Pour l'invité de Sarah Cissé, l'objectif principal du colloque dépasse la simple célébration. "Le premier objectif, c'est de faire comprendre qu'il n'y a rien de plus mauvais que de transformer Fanon en une statue. La pensée de Fanon est une pensée vivante", a-t-il affirmé.
"C'était une pensée qui était destinée à guérir le monde, à guérir l'humanité et comme les problèmes qui se posaient ne se sont pas résolus, bien évidemment cette pensée reste d'actualité", a-t-il ajouté, appelant à adapter cette réflexion "aux défis contemporains" que sont le racisme, l'islamophobie, les violences policières et le chômage massif des jeunes africains.
Interrogé sur la question monétaire évoquée par Ousmane Sonko, Félix Atchadé a livré sa position personnelle sur le franc CFA. "Je pense que c'est un très bon sujet parce que le franc CFA non seulement a fait son temps, mais je pense pas que ce soit une monnaie qui nous permette de sortir des difficultés économiques que nous connaissons", a-t-il déclaré.
Le médecin a critiqué une monnaie qui "permet aux multinationales de rapatrier facilement leurs bénéfices vers l'Europe", qui "favorise l'évasion fiscale" et qui est "surévaluée", handicapant ainsi les exportations. "C'est une monnaie sur laquelle nous n'avons pas de levier d'action pour pouvoir orienter nos politiques économiques", a-t-il déploré.
Placé sous le thème de "l'espérance africaine", le centenaire se déroule alors que le continent peine encore à concrétiser plusieurs projets d'intégration : force militaire conjointe, zone de libre-échange économique, passeport africain ou monnaie unique.
"C'est vrai qu'il y a beaucoup de retard sur ces chantiers, ça on va pas se le cacher", a reconnu Félix Atchadé.
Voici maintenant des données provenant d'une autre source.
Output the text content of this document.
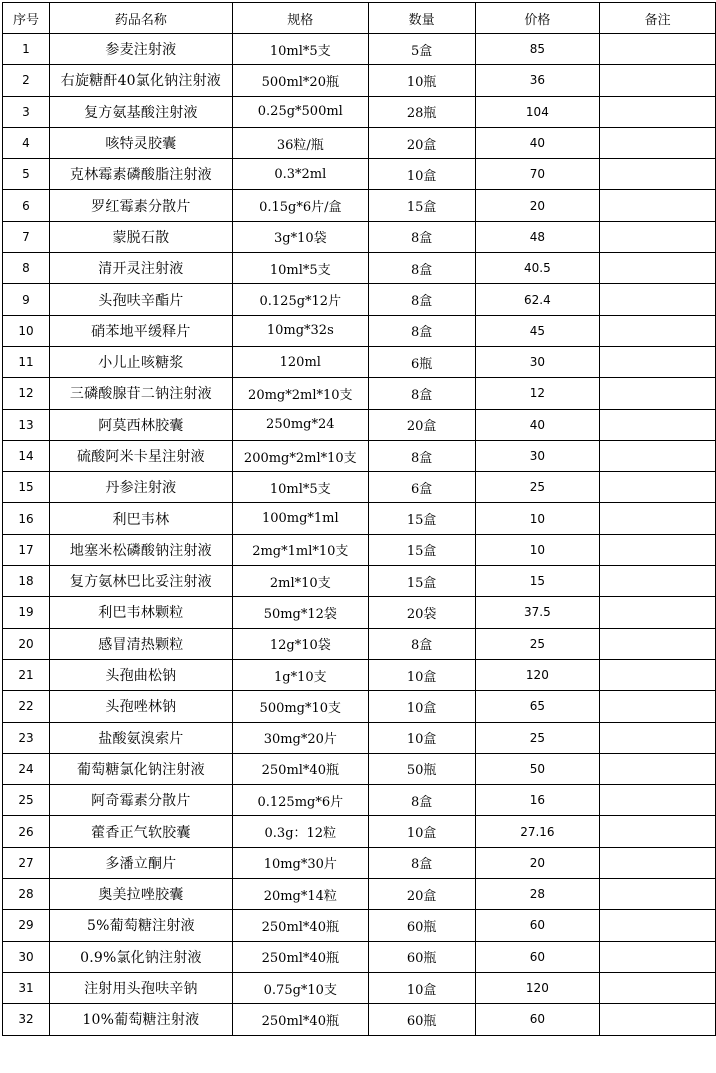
序号	药品名称	规格	数量	价格	备注
1	参麦注射液	10ml*5支	5盒	85	
2	右旋糖酐40氯化钠注射液	500ml*20瓶	10瓶	36	
3	复方氨基酸注射液	0.25g*500ml	28瓶	104	
4	咳特灵胶囊	36粒/瓶	20盒	40	
5	克林霉素磷酸脂注射液	0.3*2ml	10盒	70	
6	罗红霉素分散片	0.15g*6片/盒	15盒	20	
7	蒙脱石散	3g*10袋	8盒	48	
8	清开灵注射液	10ml*5支	8盒	40.5	
9	头孢呋辛酯片	0.125g*12片	8盒	62.4	
10	硝苯地平缓释片	10mg*32s	8盒	45	
11	小儿止咳糖浆	120ml	6瓶	30	
12	三磷酸腺苷二钠注射液	20mg*2ml*10支	8盒	12	
13	阿莫西林胶囊	250mg*24	20盒	40	
14	硫酸阿米卡星注射液	200mg*2ml*10支	8盒	30	
15	丹参注射液	10ml*5支	6盒	25	
16	利巴韦林	100mg*1ml	15盒	10	
17	地塞米松磷酸钠注射液	2mg*1ml*10支	15盒	10	
18	复方氨林巴比妥注射液	2ml*10支	15盒	15	
19	利巴韦林颗粒	50mg*12袋	20袋	37.5	
20	感冒清热颗粒	12g*10袋	8盒	25	
21	头孢曲松钠	1g*10支	10盒	120	
22	头孢唑林钠	500mg*10支	10盒	65	
23	盐酸氨溴索片	30mg*20片	10盒	25	
24	葡萄糖氯化钠注射液	250ml*40瓶	50瓶	50	
25	阿奇霉素分散片	0.125mg*6片	8盒	16	
26	藿香正气软胶囊	0.3g：12粒	10盒	27.16	
27	多潘立酮片	10mg*30片	8盒	20	
28	奥美拉唑胶囊	20mg*14粒	20盒	28	
29	5%葡萄糖注射液	250ml*40瓶	60瓶	60	
30	0.9%氯化钠注射液	250ml*40瓶	60瓶	60	
31	注射用头孢呋辛钠	0.75g*10支	10盒	120	
32	10%葡萄糖注射液	250ml*40瓶	60瓶	60	
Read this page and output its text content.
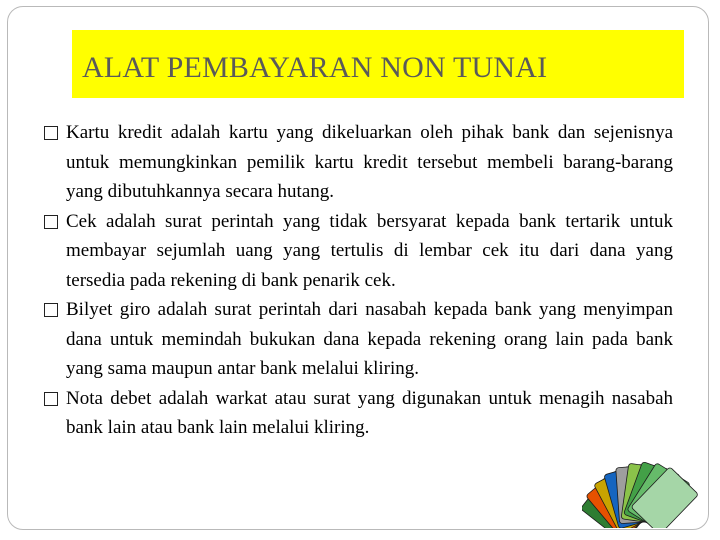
ALAT PEMBAYARAN NON TUNAI

Kartu kredit adalah kartu yang dikeluarkan oleh pihak bank dan sejenisnya untuk memungkinkan pemilik kartu kredit tersebut membeli barang-barang yang dibutuhkannya secara hutang.

Cek adalah surat perintah yang tidak bersyarat kepada bank tertarik untuk membayar sejumlah uang yang tertulis di lembar cek itu dari dana yang tersedia pada rekening di bank penarik cek.

Bilyet giro adalah surat perintah dari nasabah kepada bank yang menyimpan dana untuk memindah bukukan dana kepada rekening orang lain pada bank yang sama maupun antar bank melalui kliring.

Nota debet adalah warkat atau surat yang digunakan untuk menagih nasabah bank lain atau bank lain melalui kliring.
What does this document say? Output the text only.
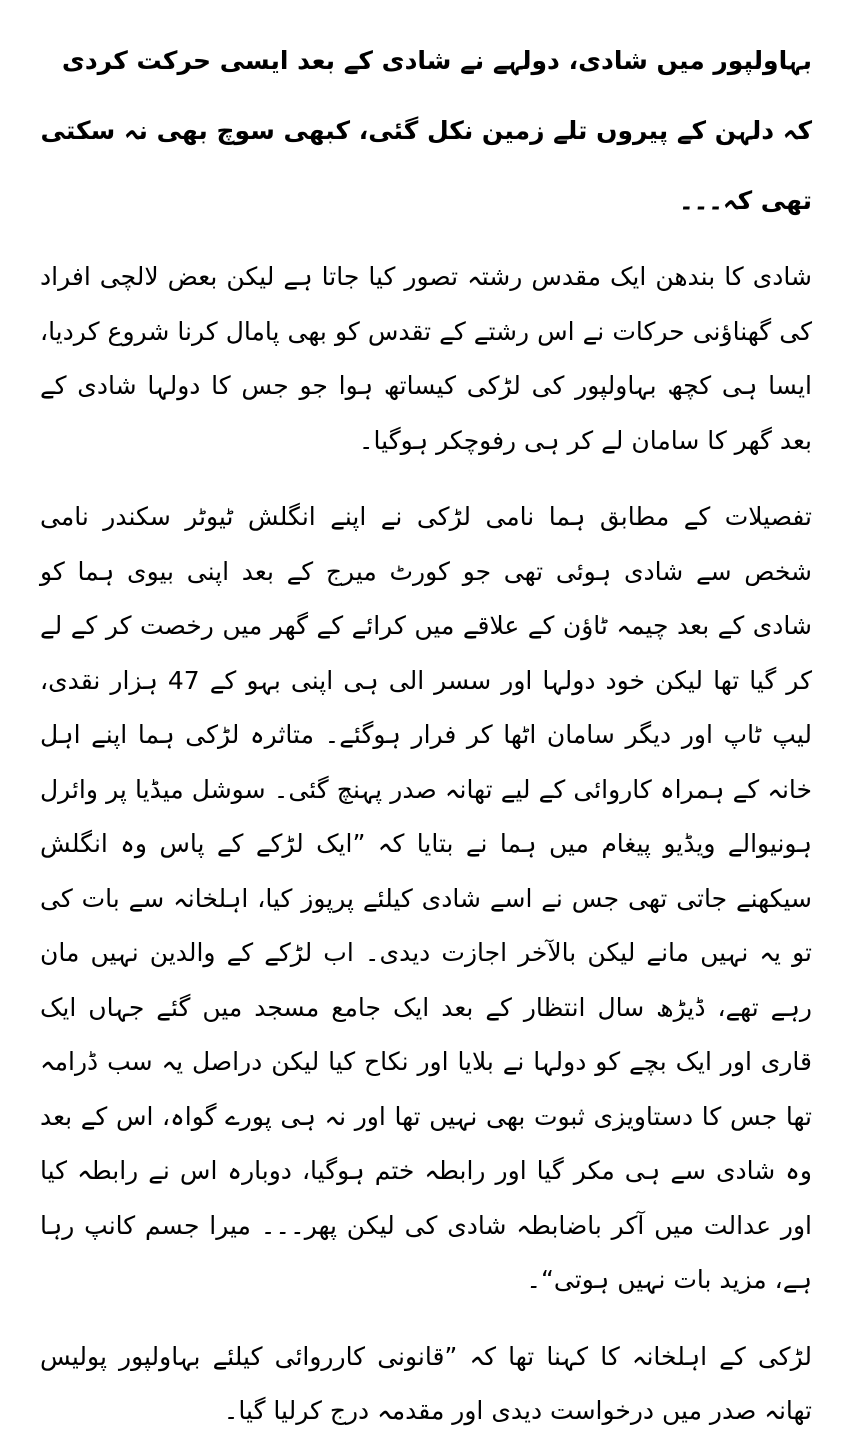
بہاولپور میں شادی، دولہے نے شادی کے بعد ایسی حرکت کردی کہ دلہن کے پیروں تلے زمین نکل گئی، کبھی سوچ بھی نہ سکتی تھی کہ۔۔۔
شادی کا بندھن ایک مقدس رشتہ تصور کیا جاتا ہے لیکن بعض لالچی افراد کی گھناؤنی حرکات نے اس رشتے کے تقدس کو بھی پامال کرنا شروع کردیا، ایسا ہی کچھ بہاولپور کی لڑکی کیساتھ ہوا جو جس کا دولہا شادی کے بعد گھر کا سامان لے کر ہی رفوچکر ہوگیا۔
تفصیلات کے مطابق ہما نامی لڑکی نے اپنے انگلش ٹیوٹر سکندر نامی شخص سے شادی ہوئی تھی جو کورٹ میرج کے بعد اپنی بیوی ہما کو شادی کے بعد چیمہ ٹاؤن کے علاقے میں کرائے کے گھر میں رخصت کر کے لے کر گیا تھا لیکن خود دولہا اور سسر الی ہی اپنی بہو کے 47 ہزار نقدی، لیپ ٹاپ اور دیگر سامان اٹھا کر فرار ہوگئے۔ متاثرہ لڑکی ہما اپنے اہل خانہ کے ہمراہ کاروائی کے لیے تھانہ صدر پہنچ گئی۔ سوشل میڈیا پر وائرل ہونیوالے ویڈیو پیغام میں ہما نے بتایا کہ ”ایک لڑکے کے پاس وہ انگلش سیکھنے جاتی تھی جس نے اسے شادی کیلئے پرپوز کیا، اہلخانہ سے بات کی تو یہ نہیں مانے لیکن بالآخر اجازت دیدی۔ اب لڑکے کے والدین نہیں مان رہے تھے، ڈیڑھ سال انتظار کے بعد ایک جامع مسجد میں گئے جہاں ایک قاری اور ایک بچے کو دولہا نے بلایا اور نکاح کیا لیکن دراصل یہ سب ڈرامہ تھا جس کا دستاویزی ثبوت بھی نہیں تھا اور نہ ہی پورے گواہ، اس کے بعد وہ شادی سے ہی مکر گیا اور رابطہ ختم ہوگیا، دوبارہ اس نے رابطہ کیا اور عدالت میں آکر باضابطہ شادی کی لیکن پھر۔۔۔ میرا جسم کانپ رہا ہے، مزید بات نہیں ہوتی“۔
لڑکی کے اہلخانہ کا کہنا تھا کہ ”قانونی کارروائی کیلئے بہاولپور پولیس تھانہ صدر میں درخواست دیدی اور مقدمہ درج کرلیا گیا۔
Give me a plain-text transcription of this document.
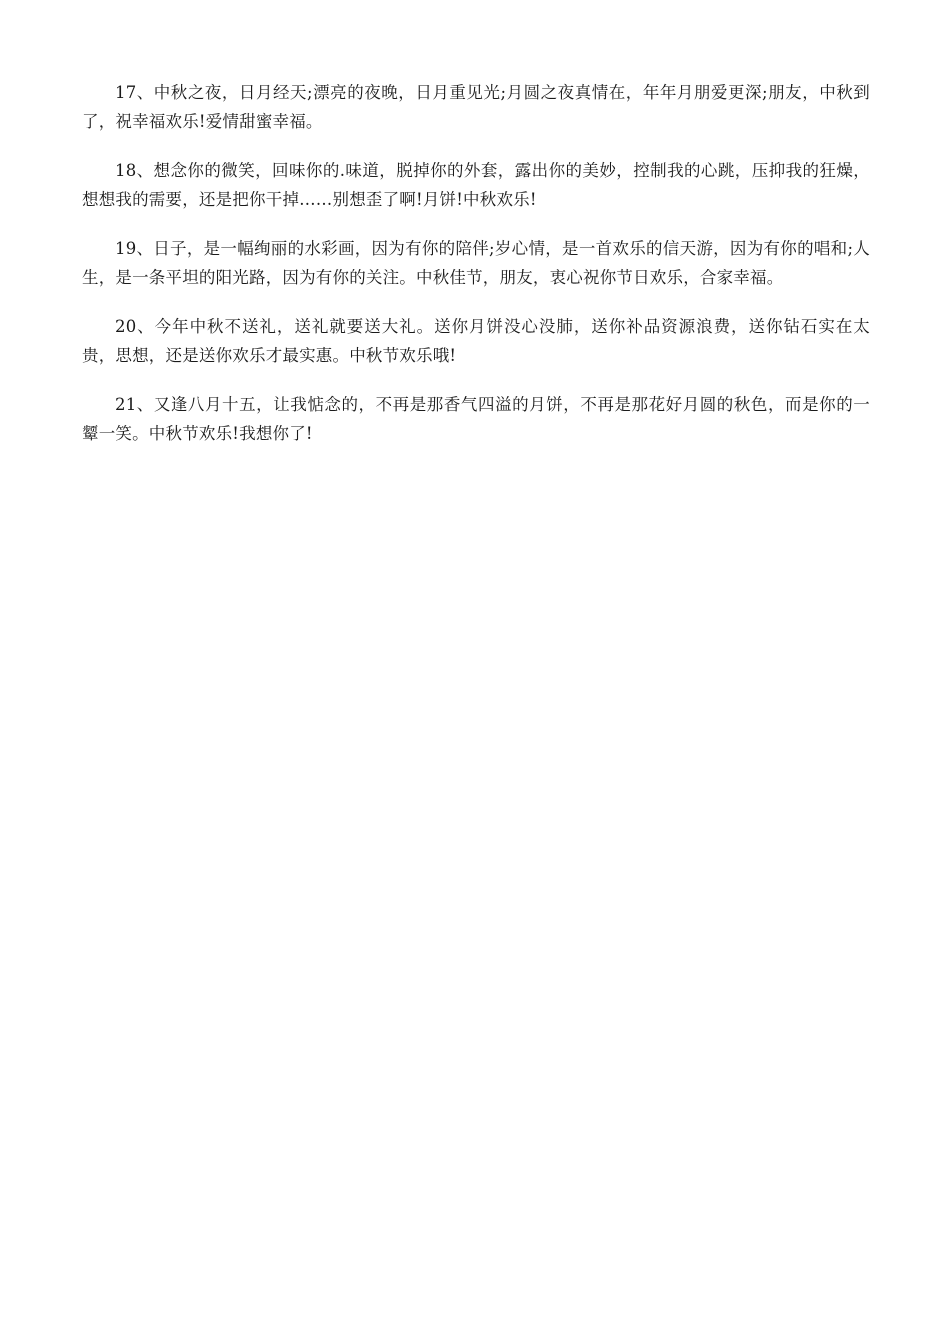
17、中秋之夜，日月经天;漂亮的夜晚，日月重见光;月圆之夜真情在，年年月朋爱更深;朋友，中秋到了，祝幸福欢乐!爱情甜蜜幸福。

18、想念你的微笑，回味你的.味道，脱掉你的外套，露出你的美妙，控制我的心跳，压抑我的狂燥，想想我的需要，还是把你干掉……别想歪了啊!月饼!中秋欢乐!

19、日子，是一幅绚丽的水彩画，因为有你的陪伴;岁心情，是一首欢乐的信天游，因为有你的唱和;人生，是一条平坦的阳光路，因为有你的关注。中秋佳节，朋友，衷心祝你节日欢乐，合家幸福。

20、今年中秋不送礼，送礼就要送大礼。送你月饼没心没肺，送你补品资源浪费，送你钻石实在太贵，思想，还是送你欢乐才最实惠。中秋节欢乐哦!

21、又逢八月十五，让我惦念的，不再是那香气四溢的月饼，不再是那花好月圆的秋色，而是你的一颦一笑。中秋节欢乐!我想你了!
Mais il a relativisé : "Nous sommes des pays qui ont accédé à ce qu'on appelle l'indépendance il y a six décennies. Dans la vie d'un homme, 60 ans, c'est beaucoup mais dans la vie des peuples, c'est très peu."
Le militant reste optimiste : "De plus en plus la volonté existe en Afrique de trouver des solutions endogènes à nos problèmes et il y a des forces politiques qui travaillent à cela. Au Sénégal, ça s'est manifesté par le changement de régime qu'il y a eu en 2024."
Le colloque se poursuivra jusqu'au vendredi 20 décembre avec des panels, des keynotes, des animations culturelles et devrait se conclure par une déclaration de Dakar définissant des orientations pour l'avenir.